Olfactory responses of Epiphyas postvittana larvae to apple leaf extracts: a new behavioural bioassay technique

N.J. Sullivan, L.M. Manning and K.C. Park

ABSTRACT

Epiphyas postvittana (lightbrown apple moth, LBAM) is a polyphagous pest of horticulture, native to Australia and introduced into New Zealand, New Caledonia, the British Isles, Hawaii and California. Olfactory responses of LBAM have been well studied, but this has mostly been confined to adult moths. In this study, olfactory responses of LBAM larvae to apple leaf extracts were measured using a new laboratory bioassay technique for choice tests. Apple leaf extracts were prepared using four different extraction methods: methanol soak, near boiling water dip, chloroform soak and 70% ethanol blended. The choice of larvae between an apple leaf extract and solvent control was examined, and the bioassays were video-recorded in time-lapse mode with an infrared-enabled camera.

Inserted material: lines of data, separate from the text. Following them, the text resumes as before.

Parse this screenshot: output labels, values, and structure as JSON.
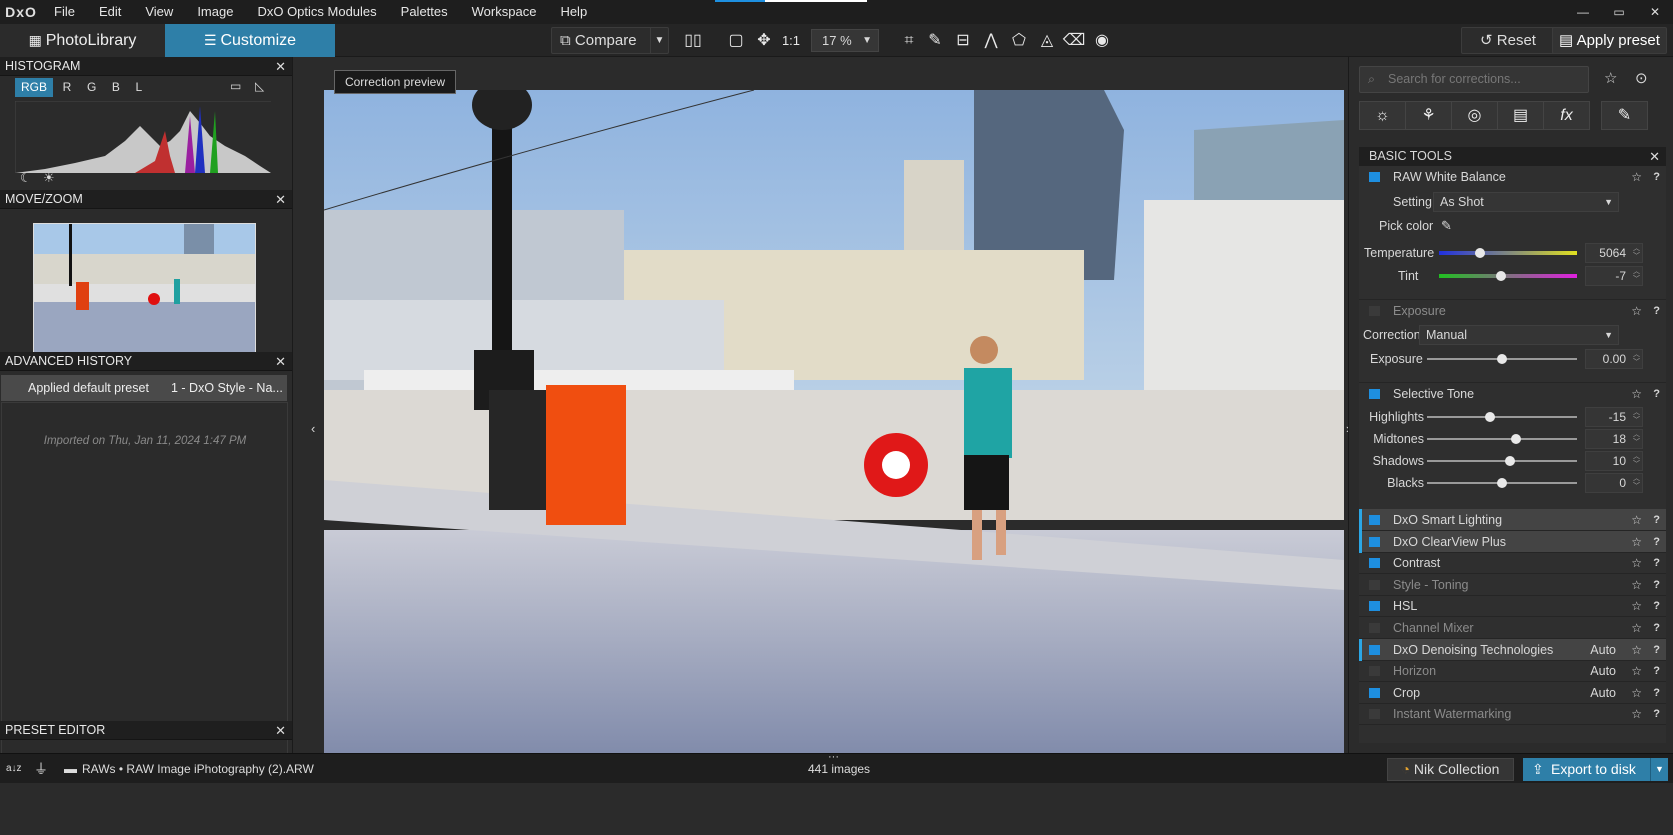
{
  "app": {
    "logo": "DxO"
  },
  "menu": [
    "File",
    "Edit",
    "View",
    "Image",
    "DxO Optics Modules",
    "Palettes",
    "Workspace",
    "Help"
  ],
  "window_controls": [
    "—",
    "▭",
    "✕"
  ],
  "tabs": {
    "photolibrary": "PhotoLibrary",
    "customize": "Customize"
  },
  "toolbar": {
    "compare": "Compare",
    "ratio": "1:1",
    "zoom": "17 %",
    "reset": "Reset",
    "apply_preset": "Apply preset"
  },
  "tooltip": "Correction preview",
  "left": {
    "histogram": {
      "title": "HISTOGRAM",
      "channels": [
        "RGB",
        "R",
        "G",
        "B",
        "L"
      ]
    },
    "movezoom": {
      "title": "MOVE/ZOOM"
    },
    "history": {
      "title": "ADVANCED HISTORY",
      "row_action": "Applied default preset",
      "row_detail": "1 - DxO Style - Na...",
      "imported": "Imported on Thu, Jan 11, 2024 1:47 PM"
    },
    "preset_editor": {
      "title": "PRESET EDITOR"
    }
  },
  "right": {
    "search_placeholder": "Search for corrections...",
    "section_title": "BASIC TOOLS",
    "white_balance": {
      "title": "RAW White Balance",
      "setting_label": "Setting",
      "setting_value": "As Shot",
      "pick_color": "Pick color",
      "temperature_label": "Temperature",
      "temperature": "5064",
      "temperature_pos": 0.3,
      "tint_label": "Tint",
      "tint": "-7",
      "tint_pos": 0.45
    },
    "exposure": {
      "title": "Exposure",
      "correction_label": "Correction",
      "correction_value": "Manual",
      "exposure_label": "Exposure",
      "exposure_value": "0.00",
      "exposure_pos": 0.5
    },
    "selective_tone": {
      "title": "Selective Tone",
      "sliders": [
        {
          "label": "Highlights",
          "value": "-15",
          "pos": 0.42
        },
        {
          "label": "Midtones",
          "value": "18",
          "pos": 0.59
        },
        {
          "label": "Shadows",
          "value": "10",
          "pos": 0.55
        },
        {
          "label": "Blacks",
          "value": "0",
          "pos": 0.5
        }
      ]
    },
    "modules": [
      {
        "label": "DxO Smart Lighting",
        "on": true,
        "highlight": true,
        "dim": false,
        "auto": ""
      },
      {
        "label": "DxO ClearView Plus",
        "on": true,
        "highlight": true,
        "dim": false,
        "auto": ""
      },
      {
        "label": "Contrast",
        "on": true,
        "highlight": false,
        "dim": false,
        "auto": ""
      },
      {
        "label": "Style - Toning",
        "on": false,
        "highlight": false,
        "dim": true,
        "auto": ""
      },
      {
        "label": "HSL",
        "on": true,
        "highlight": false,
        "dim": false,
        "auto": ""
      },
      {
        "label": "Channel Mixer",
        "on": false,
        "highlight": false,
        "dim": true,
        "auto": ""
      },
      {
        "label": "DxO Denoising Technologies",
        "on": true,
        "highlight": true,
        "dim": false,
        "auto": "Auto"
      },
      {
        "label": "Horizon",
        "on": false,
        "highlight": false,
        "dim": true,
        "auto": "Auto"
      },
      {
        "label": "Crop",
        "on": true,
        "highlight": false,
        "dim": false,
        "auto": "Auto"
      },
      {
        "label": "Instant Watermarking",
        "on": false,
        "highlight": false,
        "dim": true,
        "auto": ""
      }
    ],
    "colors": {
      "accent": "#2e7fa8",
      "check_on": "#1e8fe0"
    }
  },
  "status": {
    "sort": "a↓z",
    "path": "RAWs • RAW Image iPhotography (2).ARW",
    "count": "441 images",
    "nik": "Nik Collection",
    "export": "Export to disk"
  }
}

LBAM larvae were significantly attracted to some of the apple leaf extracts. The results indicate that the new bioassay method can be used as a reliable tool for evaluating the olfactory attraction of LBAM larvae and, most likely, also of many other species. Based on these findings, an attempt will be made to identify the active compounds present in the apple leaves that are responsible for the larval attraction.